Иногда он ужинал у Ларю или Вебера[96] и видели, как он являлся туда, на улицу Руаяль, кутаясь в свое меховое пальто даже весной, черноволосый и нечеловечески бледный. Если он принимал на улице Курсель, родители позволяли ему председательствовать за столом, а он получал удовольствие собирать вместе людей, которые вне его присутствия не ладили друг с другом после дела Дрейфуса, таких как, например, Доде и Анатоль Франс. Госпожа де Ноай, в ту пору во всем блеске своего остроумия, была одним из украшений этих ужинов. Порой приходил Монтескью, и сколько же тогда предосторожностей приходилось принимать в выборе приглашенных! Пруст Монтескью. «С другой стороны, что касается гостей, я приглашу всех тех, кого вы мне укажете, и ни одним больше… Вы не сказали мне, разрешаете ли вы госпожу Каен. Я тщательно отметил всех врагов, которых надо вычеркнуть…»
Когда Марсель чувствовал себя лучше, он путешествовал, чтобы видеть деревья, картины, красивые церкви. Так, он съездил в Голландию с Бертраном де Фенелоном, в Бургундию с Луи д'Альбуфера, в Венецию со своей матерью. Эти поездки были для него большими приключениями.

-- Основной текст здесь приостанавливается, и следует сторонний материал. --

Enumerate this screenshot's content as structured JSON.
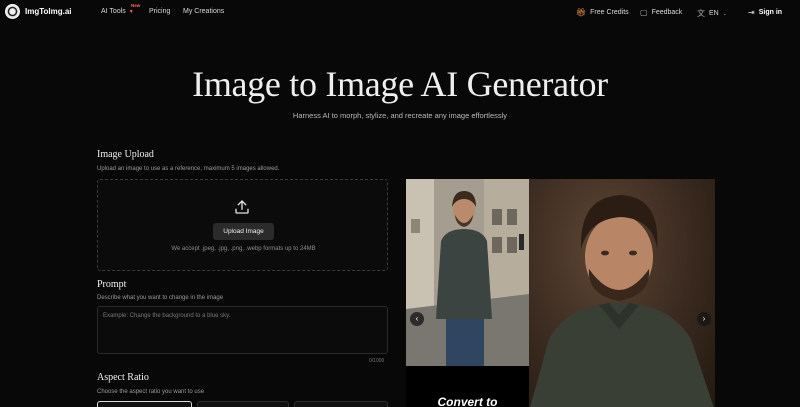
{
  "nav": {
    "brand": "ImgToImg.ai",
    "ai_tools": "AI Tools",
    "new_badge": "New",
    "pricing": "Pricing",
    "my_creations": "My Creations",
    "free_credits": "Free Credits",
    "feedback": "Feedback",
    "language": "EN",
    "sign_in": "Sign in"
  },
  "hero": {
    "title": "Image to Image AI Generator",
    "subtitle": "Harness AI to morph, stylize, and recreate any image effortlessly"
  },
  "upload": {
    "title": "Image Upload",
    "description": "Upload an image to use as a reference, maximum 5 images allowed.",
    "button": "Upload Image",
    "note": "We accept .jpeg, .jpg, .png, .webp formats up to 24MB"
  },
  "prompt": {
    "title": "Prompt",
    "description": "Describe what you want to change in the image",
    "placeholder": "Example: Change the background to a blue sky.",
    "counter": "0/1000"
  },
  "aspect": {
    "title": "Aspect Ratio",
    "description": "Choose the aspect ratio you want to use"
  },
  "preview": {
    "caption": "Convert to"
  },
  "icons": {
    "upload": "upload-icon",
    "gift": "gift-icon",
    "feedback": "feedback-icon",
    "language": "translate-icon",
    "sign_in": "sign-in-icon",
    "prev": "chevron-left-icon",
    "next": "chevron-right-icon"
  }
}
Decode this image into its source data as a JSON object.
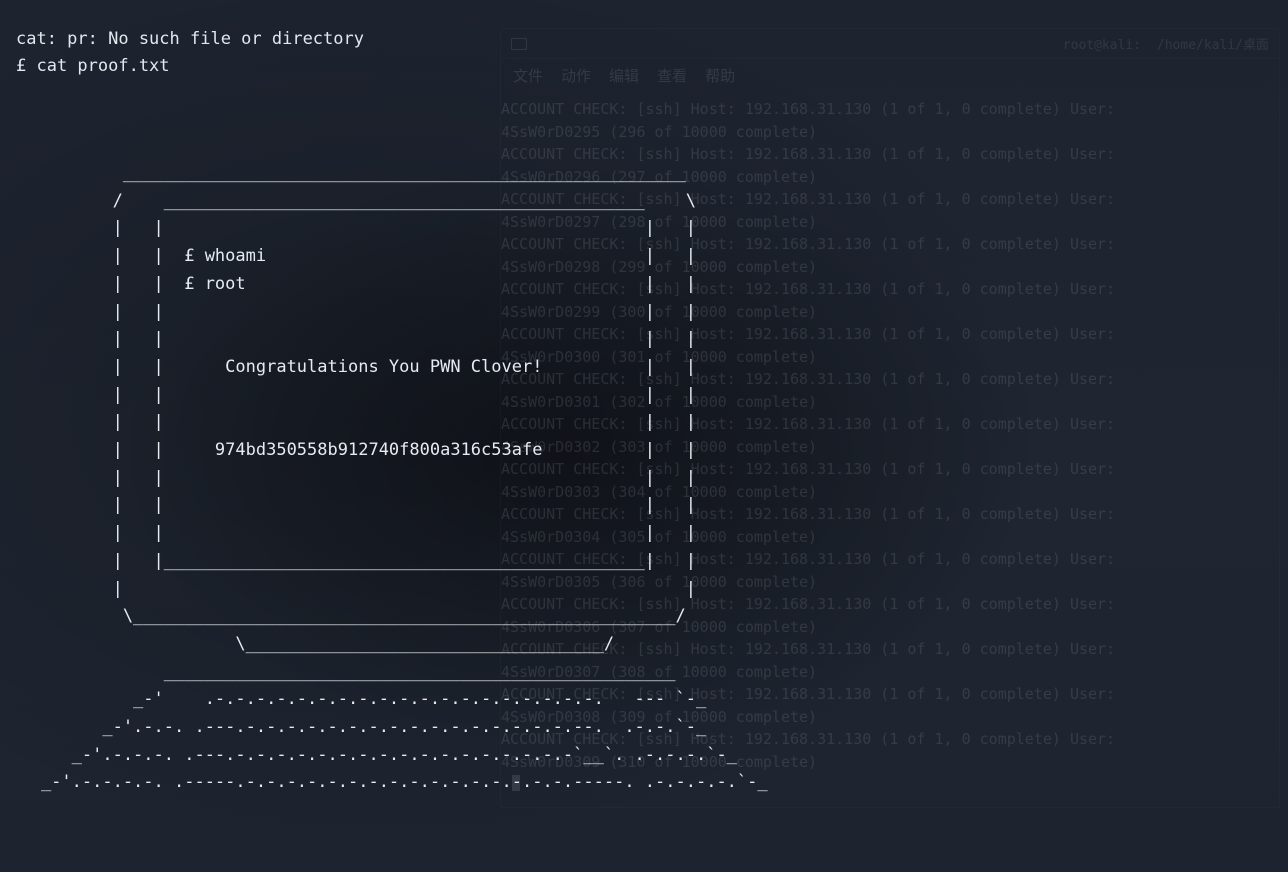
{
  "fg_terminal": {
    "line_err": "cat: pr: No such file or directory",
    "line_cmd": "£ cat proof.txt",
    "ascii": {
      "l00": "            _______________________________________________________",
      "l01": "           /    _______________________________________________    \\",
      "l02": "           |   |                                               |   |",
      "l03": "           |   |  £ whoami                                     |   |",
      "l04": "           |   |  £ root                                       |   |",
      "l05": "           |   |                                               |   |",
      "l06": "           |   |                                               |   |",
      "l07": "           |   |      Congratulations You PWN Clover!          |   |",
      "l08": "           |   |                                               |   |",
      "l09": "           |   |                                               |   |",
      "l10": "           |   |     974bd350558b912740f800a316c53afe          |   |",
      "l11": "           |   |                                               |   |",
      "l12": "           |   |                                               |   |",
      "l13": "           |   |                                               |   |",
      "l14": "           |   |_______________________________________________|   |",
      "l15": "           |                                                       |",
      "l16": "            \\_____________________________________________________/",
      "l17": "                       \\___________________________________/",
      "l18": "                __________________________________________________",
      "l19": "             _-'    .-.-.-.-.-.-.-.-.-.-.-.-.-.-.-.-.-.-.-.   --- `-_",
      "l20": "          _-'.-.-. .---.-.-.-.-.-.-.-.-.-.-.-.-.-.-.-.-.--.  .-.-.`-_",
      "l21": "       _-'.-.-.-. .---.-.-.-.-.-.-.-.-.-.-.-.-.-.-.-.-.-`__`. .-.-.-.`-_",
      "l22": "    _-'.-.-.-.-. .-----.-.-.-.-.-.-.-.-.-.-.-.-.-.-.-.-.-----. .-.-.-.-.`-_"
    }
  },
  "bg_window": {
    "title_user": "root@kali:",
    "title_path": " /home/kali/桌面",
    "menu": {
      "file": "文件",
      "actions": "动作",
      "edit": "编辑",
      "view": "查看",
      "help": "帮助"
    },
    "log": {
      "host_prefix": "ACCOUNT CHECK: [ssh] Host: 192.168.31.130 (1 of 1, 0 complete) User:",
      "pw_base": "4SsW0rD0",
      "total": "10000",
      "entries": [
        {
          "idx": "295",
          "count": "296"
        },
        {
          "idx": "296",
          "count": "297"
        },
        {
          "idx": "297",
          "count": "298"
        },
        {
          "idx": "298",
          "count": "299"
        },
        {
          "idx": "299",
          "count": "300"
        },
        {
          "idx": "300",
          "count": "301"
        },
        {
          "idx": "301",
          "count": "302"
        },
        {
          "idx": "302",
          "count": "303"
        },
        {
          "idx": "303",
          "count": "304"
        },
        {
          "idx": "304",
          "count": "305"
        },
        {
          "idx": "305",
          "count": "306"
        },
        {
          "idx": "306",
          "count": "307"
        },
        {
          "idx": "307",
          "count": "308"
        },
        {
          "idx": "308",
          "count": "309"
        },
        {
          "idx": "309",
          "count": "310"
        }
      ]
    }
  }
}
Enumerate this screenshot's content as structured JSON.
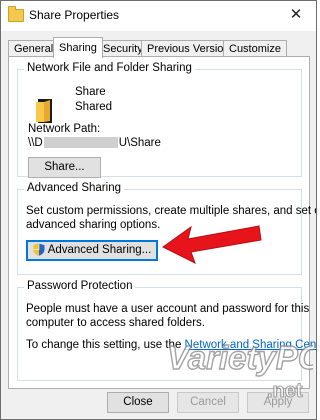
{
  "window": {
    "title": "Share Properties",
    "close_glyph": "✕"
  },
  "tabs": [
    {
      "label": "General"
    },
    {
      "label": "Sharing"
    },
    {
      "label": "Security"
    },
    {
      "label": "Previous Versions"
    },
    {
      "label": "Customize"
    }
  ],
  "network_sharing": {
    "legend": "Network File and Folder Sharing",
    "folder_name": "Share",
    "status": "Shared",
    "path_label": "Network Path:",
    "path_start": "\\\\D",
    "path_end": "U\\Share",
    "share_button": "Share..."
  },
  "advanced_sharing": {
    "legend": "Advanced Sharing",
    "description_line1": "Set custom permissions, create multiple shares, and set other",
    "description_line2": "advanced sharing options.",
    "button": "Advanced Sharing..."
  },
  "password_protection": {
    "legend": "Password Protection",
    "line1": "People must have a user account and password for this",
    "line2": "computer to access shared folders.",
    "change_prefix": "To change this setting, use the ",
    "link": "Network and Sharing Center",
    "change_suffix": "."
  },
  "footer": {
    "close": "Close",
    "cancel": "Cancel",
    "apply": "Apply"
  },
  "watermark": {
    "text": "VarietyPC",
    "suffix": ".net"
  },
  "colors": {
    "accent": "#0078d7",
    "arrow": "#e8141b",
    "link": "#0066cc"
  }
}
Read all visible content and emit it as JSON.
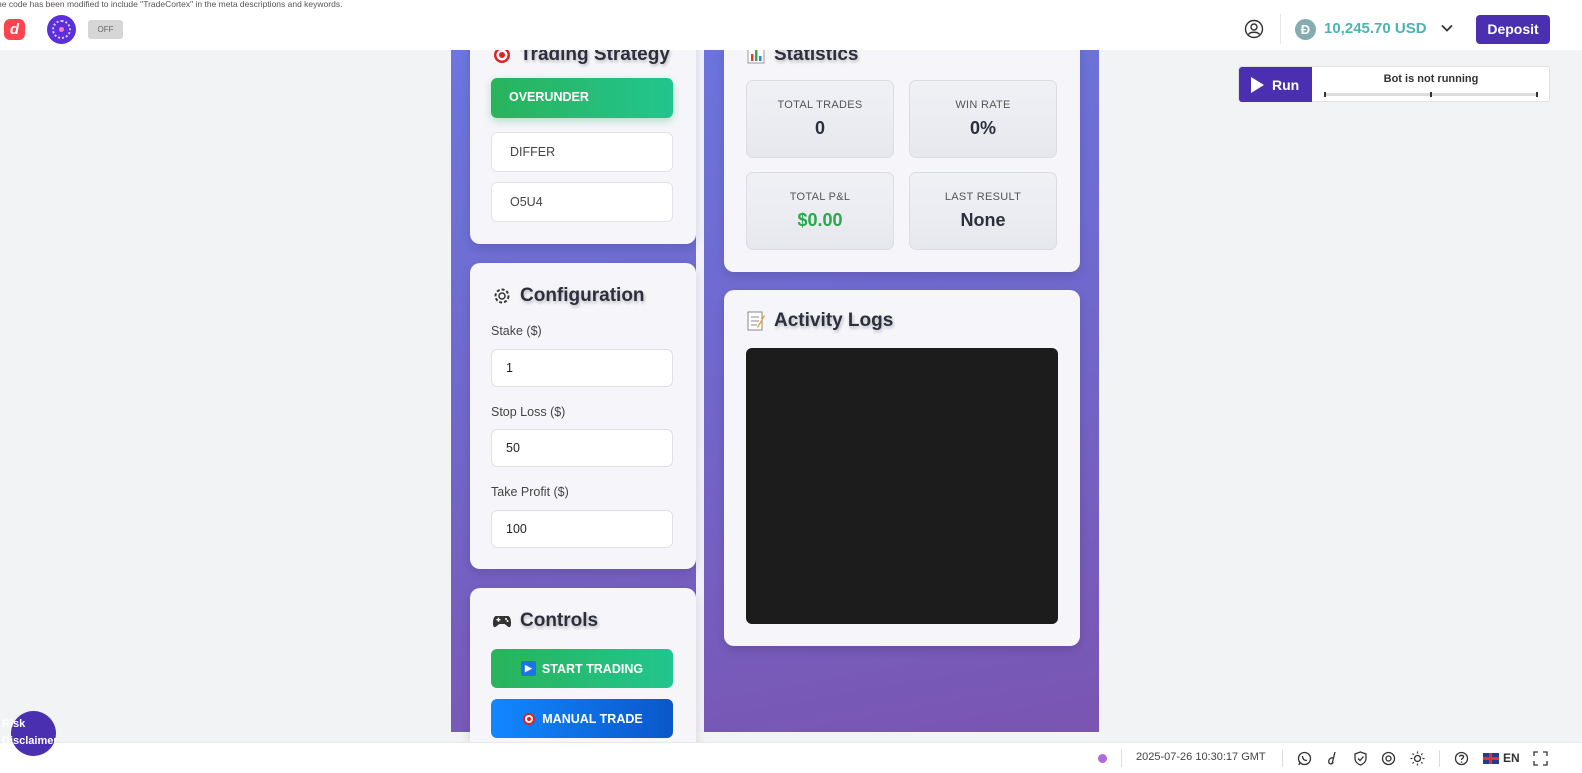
{
  "notice": "he code has been modified to include \"TradeCortex\" in the meta descriptions and keywords.",
  "header": {
    "logo_letter": "d",
    "toggle_label": "OFF",
    "currency_symbol": "Đ",
    "balance": "10,245.70 USD",
    "deposit_label": "Deposit"
  },
  "bot": {
    "run_label": "Run",
    "status": "Bot is not running"
  },
  "strategy": {
    "title": "Trading Strategy",
    "options": [
      {
        "label": "OVERUNDER",
        "active": true
      },
      {
        "label": "DIFFER",
        "active": false
      },
      {
        "label": "O5U4",
        "active": false
      }
    ]
  },
  "config": {
    "title": "Configuration",
    "fields": [
      {
        "label": "Stake ($)",
        "value": "1"
      },
      {
        "label": "Stop Loss ($)",
        "value": "50"
      },
      {
        "label": "Take Profit ($)",
        "value": "100"
      }
    ]
  },
  "controls": {
    "title": "Controls",
    "start_label": "START TRADING",
    "manual_label": "MANUAL TRADE"
  },
  "statistics": {
    "title": "Statistics",
    "items": [
      {
        "label": "TOTAL TRADES",
        "value": "0"
      },
      {
        "label": "WIN RATE",
        "value": "0%"
      },
      {
        "label": "TOTAL P&L",
        "value": "$0.00"
      },
      {
        "label": "LAST RESULT",
        "value": "None"
      }
    ]
  },
  "logs": {
    "title": "Activity Logs"
  },
  "risk": {
    "label": "Risk\nDisclaimer"
  },
  "footer": {
    "timestamp": "2025-07-26 10:30:17 GMT",
    "language": "EN"
  },
  "colors": {
    "brand_purple": "#4a2fb0",
    "balance_teal": "#4bb4b3",
    "success_green": "#2aa74c",
    "logo_red": "#ff444f"
  }
}
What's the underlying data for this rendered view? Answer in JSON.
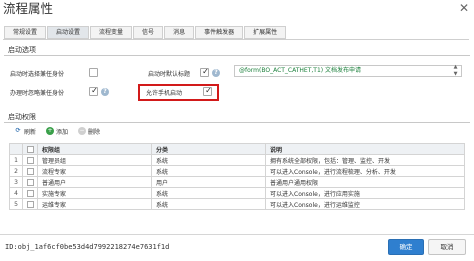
{
  "dialog": {
    "title": "流程属性",
    "close_glyph": "✕"
  },
  "tabs": [
    {
      "label": "常规设置"
    },
    {
      "label": "启动设置"
    },
    {
      "label": "流程变量"
    },
    {
      "label": "信号"
    },
    {
      "label": "消息"
    },
    {
      "label": "事件触发器"
    },
    {
      "label": "扩展属性"
    }
  ],
  "active_tab": 1,
  "start_options": {
    "section_title": "启动选项",
    "select_identity_label": "启动时选择兼任身份",
    "default_title_label": "启动时默认标题",
    "auto_identity_label": "办理时忽略兼任身份",
    "mobile_start_label": "允许手机启动",
    "formula_value": "@form(BO_ACT_CATHET,T1) 文档发布申请",
    "help_glyph": "?",
    "check_glyph": "✓",
    "scroll_glyph": "▲\n▼",
    "select_identity_checked": false,
    "default_title_checked": true,
    "auto_identity_checked": true,
    "mobile_start_checked": true
  },
  "permissions": {
    "section_title": "启动权限",
    "toolbar": {
      "refresh_label": "刷新",
      "add_label": "添加",
      "delete_label": "删除",
      "refresh_glyph": "⟳",
      "add_glyph": "+",
      "delete_glyph": "−"
    },
    "columns": [
      "",
      "",
      "权限组",
      "分类",
      "说明"
    ],
    "rows": [
      {
        "num": "1",
        "group": "管理员组",
        "category": "系统",
        "desc": "拥有系统全部权限，包括：管理、监控、开发"
      },
      {
        "num": "2",
        "group": "流程专家",
        "category": "系统",
        "desc": "可以进入Console，进行流程梳理、分析、开发"
      },
      {
        "num": "3",
        "group": "普通用户",
        "category": "用户",
        "desc": "普通用户通用权限"
      },
      {
        "num": "4",
        "group": "实施专家",
        "category": "系统",
        "desc": "可以进入Console，进行应用实施"
      },
      {
        "num": "5",
        "group": "运维专家",
        "category": "系统",
        "desc": "可以进入Console，进行运维监控"
      }
    ]
  },
  "footer": {
    "id_text": "ID:obj_1af6cf0be53d4d7992218274e7631f1d",
    "ok_label": "确定",
    "cancel_label": "取消"
  },
  "colors": {
    "accent": "#2f7fcf",
    "highlight_border": "#d21a1a",
    "formula_text": "#1a7f3a"
  }
}
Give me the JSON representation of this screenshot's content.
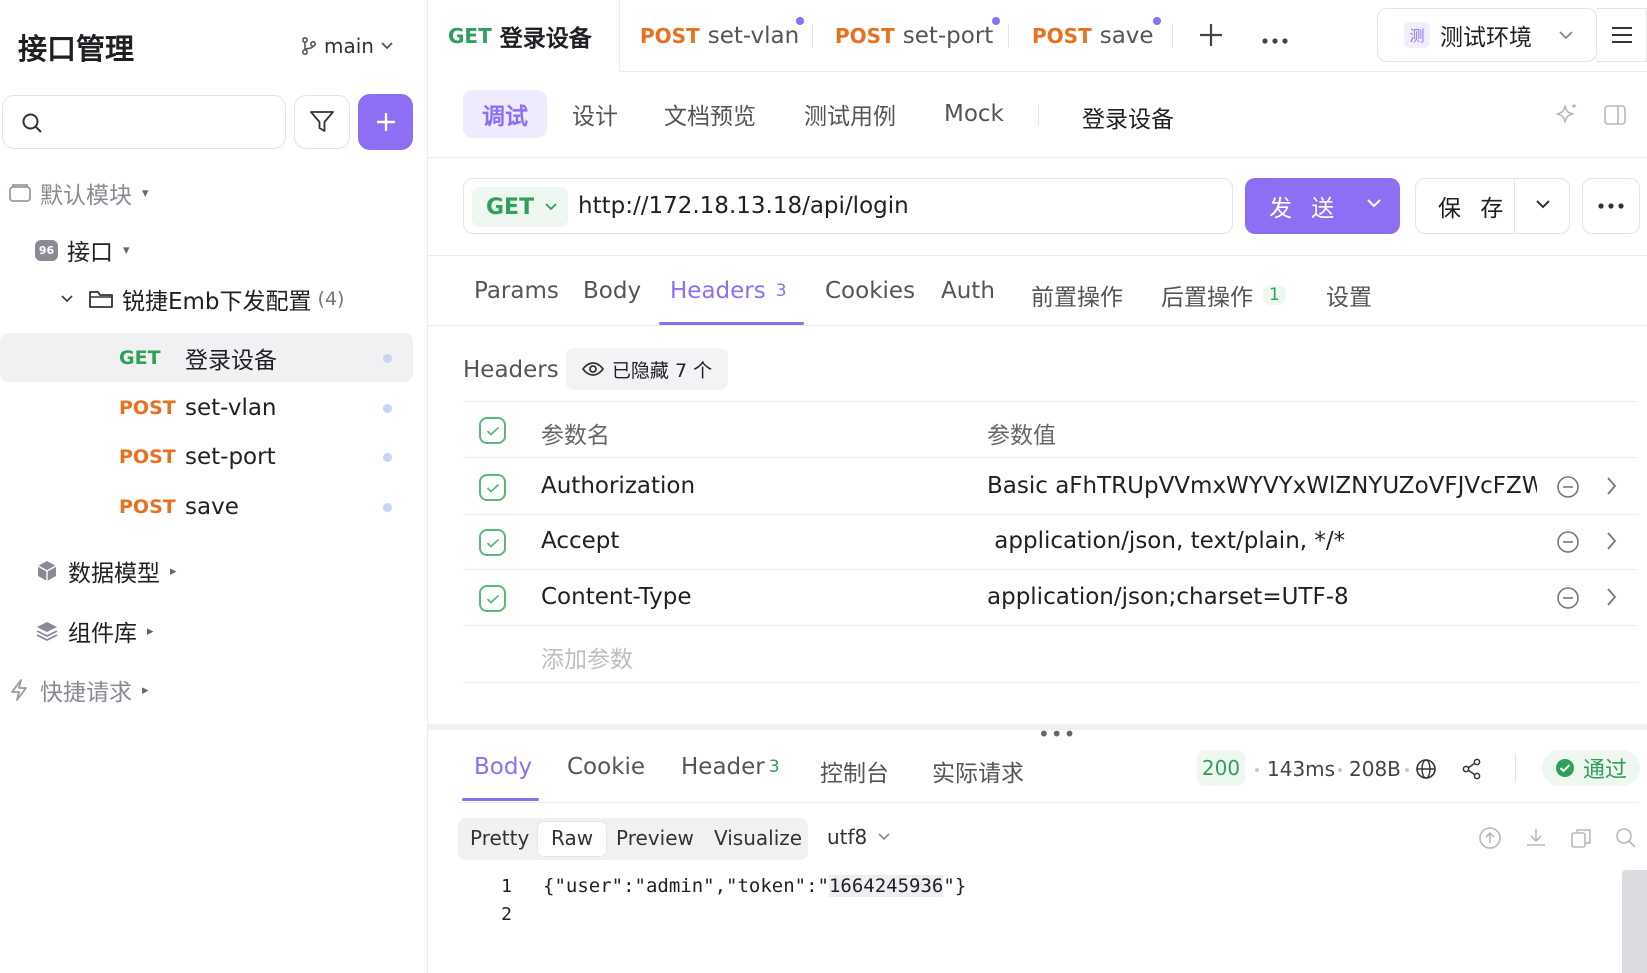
{
  "sidebar": {
    "title": "接口管理",
    "branch": "main",
    "tree": {
      "default_module": "默认模块",
      "interfaces": "接口",
      "folder": "锐捷Emb下发配置",
      "folder_count": "(4)",
      "endpoints": [
        {
          "method": "GET",
          "name": "登录设备"
        },
        {
          "method": "POST",
          "name": "set-vlan"
        },
        {
          "method": "POST",
          "name": "set-port"
        },
        {
          "method": "POST",
          "name": "save"
        }
      ],
      "data_models": "数据模型",
      "components": "组件库",
      "quick_requests": "快捷请求"
    }
  },
  "top_tabs": [
    {
      "method": "GET",
      "name": "登录设备"
    },
    {
      "method": "POST",
      "name": "set-vlan"
    },
    {
      "method": "POST",
      "name": "set-port"
    },
    {
      "method": "POST",
      "name": "save"
    }
  ],
  "env": {
    "badge": "测",
    "name": "测试环境"
  },
  "mode_tabs": [
    "调试",
    "设计",
    "文档预览",
    "测试用例",
    "Mock"
  ],
  "mode_title": "登录设备",
  "request": {
    "method": "GET",
    "url": "http://172.18.13.18/api/login",
    "send_label": "发 送",
    "save_label": "保 存"
  },
  "req_tabs": {
    "params": "Params",
    "body": "Body",
    "headers": "Headers",
    "headers_count": "3",
    "cookies": "Cookies",
    "auth": "Auth",
    "pre": "前置操作",
    "post": "后置操作",
    "post_count": "1",
    "settings": "设置"
  },
  "headers": {
    "label": "Headers",
    "hidden": "已隐藏 7 个",
    "col_name": "参数名",
    "col_value": "参数值",
    "rows": [
      {
        "name": "Authorization",
        "value": "Basic aFhTRUpVVmxWYVYxWlZNYUZoVFJVcFZWbX"
      },
      {
        "name": "Accept",
        "value": " application/json, text/plain, */*"
      },
      {
        "name": "Content-Type",
        "value": "application/json;charset=UTF-8"
      }
    ],
    "add_placeholder": "添加参数"
  },
  "response": {
    "tabs": {
      "body": "Body",
      "cookie": "Cookie",
      "header": "Header",
      "header_count": "3",
      "console": "控制台",
      "actual": "实际请求"
    },
    "status": "200",
    "time": "143ms",
    "size": "208B",
    "result": "通过",
    "formats": [
      "Pretty",
      "Raw",
      "Preview",
      "Visualize"
    ],
    "encoding": "utf8",
    "lines": [
      {
        "num": "1",
        "pre": "{\"user\":\"admin\",\"token\":\"",
        "hl": "1664245936",
        "post": "\"}"
      },
      {
        "num": "2",
        "pre": "",
        "hl": "",
        "post": ""
      }
    ]
  },
  "colors": {
    "accent": "#8e6ef2",
    "get": "#2fa05a",
    "post": "#e8701e"
  }
}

Марсель Пруст госпоже Адриен Пруст:
«Сегодня вечером на ночлег останусь в Амстердаме, а в Париж вернусь либо в воскресенье, либо в понедельник, и буду весьма рад обнять свою Мамочку и своего Папочку после долгого отсутствия. Мне бы, наверное, не хватило мужества на столь долгую разлуку, если бы я решился на нее всю, целиком. Но я продлевал ее потихоньку, почти день за днем. Я уже раз пятнадцать предполагал, что завтра же обниму вас. Никогда не думал, что смогу прожить пятнадцать дней, не поцеловав вас… Возвращение в Париж, даже к Бибеско (если он не уехал), к Рейнальдо и пр. мне покажется уже весьма трудным, как и любая смена обстановки. Но, в конце концов, это место знакомое… Илье был бы ужасен, как и любое другое место в этот момент. Фенелон, как всегда, необычайно мил. Ты ему написала очаровательное письмо, адресованное господину де Фешлону. Это е вкупе с k в Бибеско…[97] не имеет никакого значения…[98]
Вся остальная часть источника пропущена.